Ford aggiorna Explorer e Capri, più potenza e autonomia

Ford annuncia per Explorer e Capri Standard Range batterie LFP e motore più potente: autonomia migliorata fino a 464 km e 0-100 km/h in 8s. Prezzi e tempi non comunicati

Ford aggiorna Explorer e Capri, più potenza e autonomia
G C
Giorgio Colari
Pubblicato il 29 gen 2026

Ford alza l’asticella nel segmento dei SUV elettrici compatti, presentando un aggiornamento sostanziale per due modelli di punta: Explorer e Capri. La casa dell’Ovale Blu, infatti, introduce sulle versioni Standard Range di questi veicoli le innovative batterie LFP (litio-ferro-fosfato), sviluppate su piattaforma MEB in collaborazione con Volkswagen. Il risultato? Un salto in avanti tangibile in termini di autonomia, prestazioni e accessibilità, che promette di cambiare il paradigma della mobilità elettrica destinata al grande pubblico.

Più autonomia con le nuove batterie

L’aggiornamento tecnico non lascia spazio a dubbi: la nuova configurazione permette all’Explorer di percorrere ora 444 km con una sola carica, contro i precedenti 378 km, segnando un incremento del 17%. Ancora più marcato il progresso per la Capri, che raggiunge i 464 km rispetto ai 393 km iniziali, con un miglioramento del 18%. Questi numeri, resi possibili dall’adozione delle batterie LFP, sono affiancati da un potenziamento significativo del motore elettrico: la potenza del propulsore posteriore sale da 125 a 140 kW, mentre la coppia massima tocca i 350 Nm. Tradotto in termini pratici, entrambi i SUV scattano da 0 a 100 km/h in 8 secondi netti, posizionandosi in una fascia di prestazioni equilibrata e adatta a un’ampia platea di utenti.

L’adozione della chimica LFP rappresenta una scelta strategica cruciale. Pur avendo una densità energetica inferiore rispetto alle celle NMC, questa soluzione garantisce benefici di primo piano: costi di produzione più contenuti, maggiore stabilità chimica, cicli di vita allungati e livelli di sicurezza superiori. Questi vantaggi, uniti alle ottimizzazioni software, ai miglioramenti nella gestione termica e a una revisione complessiva della motorizzazione, hanno permesso di ottenere un incremento di autonomia che sorprende sia per l’entità sia per l’efficacia con cui si traduce nell’uso quotidiano.

Rendere le vetture più accessibili

Sul fronte commerciale, la strategia di Ford è chiara: rendere la mobilità elettrica accessibile a un pubblico sempre più vasto.

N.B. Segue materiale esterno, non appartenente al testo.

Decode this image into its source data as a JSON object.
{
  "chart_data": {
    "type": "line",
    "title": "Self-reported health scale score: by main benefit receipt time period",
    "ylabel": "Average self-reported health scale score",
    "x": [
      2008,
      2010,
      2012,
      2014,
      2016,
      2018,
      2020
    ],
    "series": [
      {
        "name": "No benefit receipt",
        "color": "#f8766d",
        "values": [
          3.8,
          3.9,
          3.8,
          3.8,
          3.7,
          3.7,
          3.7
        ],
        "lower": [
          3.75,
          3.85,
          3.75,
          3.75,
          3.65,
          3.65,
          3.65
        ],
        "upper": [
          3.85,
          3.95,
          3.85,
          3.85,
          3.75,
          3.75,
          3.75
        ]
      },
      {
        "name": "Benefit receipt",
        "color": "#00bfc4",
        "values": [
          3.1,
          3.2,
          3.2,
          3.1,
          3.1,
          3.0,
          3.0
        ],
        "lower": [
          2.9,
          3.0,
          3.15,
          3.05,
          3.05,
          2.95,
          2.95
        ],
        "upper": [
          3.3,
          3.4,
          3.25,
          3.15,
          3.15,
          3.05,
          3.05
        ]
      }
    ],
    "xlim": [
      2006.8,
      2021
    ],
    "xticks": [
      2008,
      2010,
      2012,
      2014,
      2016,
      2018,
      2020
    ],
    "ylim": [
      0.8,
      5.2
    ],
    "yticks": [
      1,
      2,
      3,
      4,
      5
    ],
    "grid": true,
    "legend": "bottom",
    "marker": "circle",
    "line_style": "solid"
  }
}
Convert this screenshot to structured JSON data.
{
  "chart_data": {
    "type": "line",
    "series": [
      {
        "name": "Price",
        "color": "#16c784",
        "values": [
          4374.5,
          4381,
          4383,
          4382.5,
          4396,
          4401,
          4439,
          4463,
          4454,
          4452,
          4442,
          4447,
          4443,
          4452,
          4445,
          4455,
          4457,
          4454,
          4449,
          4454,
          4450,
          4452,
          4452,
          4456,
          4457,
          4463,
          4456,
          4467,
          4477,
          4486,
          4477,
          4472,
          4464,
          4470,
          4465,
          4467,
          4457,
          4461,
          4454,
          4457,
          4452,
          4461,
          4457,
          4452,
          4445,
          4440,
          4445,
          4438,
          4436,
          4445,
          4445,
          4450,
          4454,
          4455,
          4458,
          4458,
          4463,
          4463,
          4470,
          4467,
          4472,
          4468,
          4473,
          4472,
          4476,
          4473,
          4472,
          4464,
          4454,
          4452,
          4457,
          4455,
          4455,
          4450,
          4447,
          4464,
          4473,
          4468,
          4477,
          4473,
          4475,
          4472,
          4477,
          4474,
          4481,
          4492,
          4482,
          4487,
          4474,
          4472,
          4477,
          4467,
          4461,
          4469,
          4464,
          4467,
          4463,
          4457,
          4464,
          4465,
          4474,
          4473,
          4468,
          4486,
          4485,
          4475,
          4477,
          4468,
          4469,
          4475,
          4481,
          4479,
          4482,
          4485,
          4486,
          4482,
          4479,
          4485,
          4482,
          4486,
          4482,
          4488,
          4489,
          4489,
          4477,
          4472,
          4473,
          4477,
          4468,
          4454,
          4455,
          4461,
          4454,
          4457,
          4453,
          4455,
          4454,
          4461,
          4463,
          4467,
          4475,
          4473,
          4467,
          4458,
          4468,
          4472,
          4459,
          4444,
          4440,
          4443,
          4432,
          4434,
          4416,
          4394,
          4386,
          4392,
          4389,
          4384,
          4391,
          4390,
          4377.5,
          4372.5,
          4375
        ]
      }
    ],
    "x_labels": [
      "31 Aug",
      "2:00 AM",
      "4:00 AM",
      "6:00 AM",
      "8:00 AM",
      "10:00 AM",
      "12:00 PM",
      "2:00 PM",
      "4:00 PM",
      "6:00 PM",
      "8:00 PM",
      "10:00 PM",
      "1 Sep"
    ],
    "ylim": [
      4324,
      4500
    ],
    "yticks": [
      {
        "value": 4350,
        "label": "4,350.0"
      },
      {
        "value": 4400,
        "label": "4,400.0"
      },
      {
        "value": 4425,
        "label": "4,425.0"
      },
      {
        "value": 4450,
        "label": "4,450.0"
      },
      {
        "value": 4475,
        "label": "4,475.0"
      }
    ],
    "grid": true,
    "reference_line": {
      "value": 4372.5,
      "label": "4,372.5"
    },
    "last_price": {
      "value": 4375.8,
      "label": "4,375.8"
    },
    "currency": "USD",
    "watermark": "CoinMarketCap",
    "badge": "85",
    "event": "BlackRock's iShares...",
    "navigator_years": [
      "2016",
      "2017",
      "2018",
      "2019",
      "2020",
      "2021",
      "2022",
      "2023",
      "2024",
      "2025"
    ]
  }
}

La piattaforma MEB, già consolidata nel portafoglio Volkswagen, offre economie di scala che si riflettono direttamente sui prezzi di accesso. Per il consumatore medio, il valore aggiunto di questi modelli risiede nei costi di possesso contenuti, nella riduzione dell’ansia da ricarica grazie all’autonomia aumentata e nella garanzia di una maggiore durata delle batterie.

Tuttavia, permangono alcuni interrogativi fondamentali che potrebbero influenzare l’impatto reale di mercato di queste novità. Al momento, Ford non ha ancora diffuso informazioni ufficiali riguardo ai listini, alle tempistiche di disponibilità, alle dotazioni standard e alle condizioni di garanzia delle batterie LFP. Un altro aspetto da non sottovalutare riguarda la gestione dei lunghi viaggi: la minore densità energetica delle batterie LFP potrebbe rappresentare un limite per chi percorre regolarmente distanze elevate, specialmente sulle versioni con capacità più contenuta.

Grande evoluzione

Il settore osserva con attenzione questa evoluzione. I produttori che già offrono soluzioni basate su batterie LFP avranno l’opportunità di riposizionare la propria offerta, mentre l’industria delle infrastrutture di ricarica potrà beneficiare dell’aumento dell’autonomia dichiarata da questi modelli. La mossa di Ford si inserisce in un contesto competitivo in cui la capacità di innovare, mantenendo prezzi accessibili e affidabilità elevata, rappresenta la chiave per conquistare nuove quote di mercato.

In attesa di dettagli commerciali più precisi, l’aggiornamento di Explorer e Capri con batterie LFP su piattaforma MEB segna un passo importante verso la democratizzazione della mobilità elettrica. La promessa è quella di offrire veicoli elettrici più efficienti, sicuri e alla portata di una clientela sempre più ampia, ma la conferma definitiva arriverà solo con la presentazione dei listini, delle dotazioni e delle condizioni di garanzia che il mercato attende con impazienza.